Research

Microscopic view of plant cells with colorful fluorescent staining showing various cell structures in red, green, and blue hues.

During early stages of embryogenesis, the developing central nervous system (CNS) appears strikingly conserved across vertebrate species. By the end of gestation, however, the vertebrate CNS has diverged dramatically, giving rise to an extraordinary diversity of species-specific morphologies and functions.

What drives the phylogenetic diversification of the vertebrate CNS?

Neural progenitors are the architects of the CNS, controlling both the types of neurons and glia that are generated, as well as their numbers. The phylogenetically divergent properties of neural progenitors are therefore key drivers of species-dependent variations in the size and cellular composition of the vertebrate CNS.

We aim to elucidate the unique properties of the human neural progenitor population, their underlying genetic factors, and their role in human development and disease.

Projects

A colorful scatter plot with data points grouped into clusters, labeled UMAP1 and UMAP2 axes, representing a dimensionality reduction visualization.

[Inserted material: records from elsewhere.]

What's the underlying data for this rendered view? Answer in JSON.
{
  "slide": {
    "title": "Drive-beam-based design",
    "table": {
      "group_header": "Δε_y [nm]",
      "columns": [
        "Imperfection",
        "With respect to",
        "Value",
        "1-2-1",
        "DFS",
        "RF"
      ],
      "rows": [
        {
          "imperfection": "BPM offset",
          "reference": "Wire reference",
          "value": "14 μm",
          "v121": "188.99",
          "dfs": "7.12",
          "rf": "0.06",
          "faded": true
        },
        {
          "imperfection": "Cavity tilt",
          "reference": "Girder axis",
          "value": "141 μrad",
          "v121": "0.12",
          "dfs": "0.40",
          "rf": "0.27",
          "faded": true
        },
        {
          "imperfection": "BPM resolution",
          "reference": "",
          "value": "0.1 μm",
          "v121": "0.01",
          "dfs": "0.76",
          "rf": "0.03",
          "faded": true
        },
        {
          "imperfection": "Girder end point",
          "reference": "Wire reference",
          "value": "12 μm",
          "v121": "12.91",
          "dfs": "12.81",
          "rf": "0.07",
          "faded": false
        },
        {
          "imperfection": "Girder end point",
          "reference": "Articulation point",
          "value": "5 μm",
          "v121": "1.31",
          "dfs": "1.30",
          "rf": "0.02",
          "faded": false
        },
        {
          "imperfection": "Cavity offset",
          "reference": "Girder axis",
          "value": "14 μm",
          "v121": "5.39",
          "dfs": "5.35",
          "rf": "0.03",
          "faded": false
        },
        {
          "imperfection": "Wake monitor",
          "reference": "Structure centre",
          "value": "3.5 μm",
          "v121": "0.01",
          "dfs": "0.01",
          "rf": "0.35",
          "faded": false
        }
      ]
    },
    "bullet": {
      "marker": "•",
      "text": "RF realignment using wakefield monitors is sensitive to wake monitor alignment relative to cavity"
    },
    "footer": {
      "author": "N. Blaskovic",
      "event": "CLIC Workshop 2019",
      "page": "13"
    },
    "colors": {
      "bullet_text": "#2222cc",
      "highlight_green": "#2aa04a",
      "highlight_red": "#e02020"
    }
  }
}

Neural progenitor diversity

During human development, neural progenitors produce thousands of neuronal cell types, each defined as having distinct molecular, morphological, connectional, and/or electrophysiological properties. In contrast, neural progenitors themselves have traditionally been classified simply by marker gene expression, limiting our resolution as to their evident functional diversity.

To fill this gap in our understanding of neural development, we aim to utilize multiplexed, scalable genetic tools to systematically map the functional diversity of neural progenitors.

Diagram comparing genetic differences in the dorsal and ventral regions of the spinal cord between humans and mice, highlighting specific gene expressions and neuron quantities.

Human-specific gene regulation

During development, cross-repressive interactions between key transcription factors pattern the neural epithelium into non-overlapping “domains” of neural progenitors. Interestingly, several of the boundaries between these domains are blurred in humans, giving rise to novel, functionally distinct progenitors.

We seek to understand the genetic basis of how these cross-repressive interactions are seemingly weakened in humans, as well as their downstream effects.

Microscopic view of neurons with red nerve fibers and green cell bodies.

Human diseases

Most cell types in the human CNS are conserved among mammals, yet their susceptibility to disease differs across species. Further, many diseases (like ALS) occur uniquely in humans among closely related primate species. We aim to leverage this phylogenetic variation in disease susceptibility to shed light on key pathogenic pathways.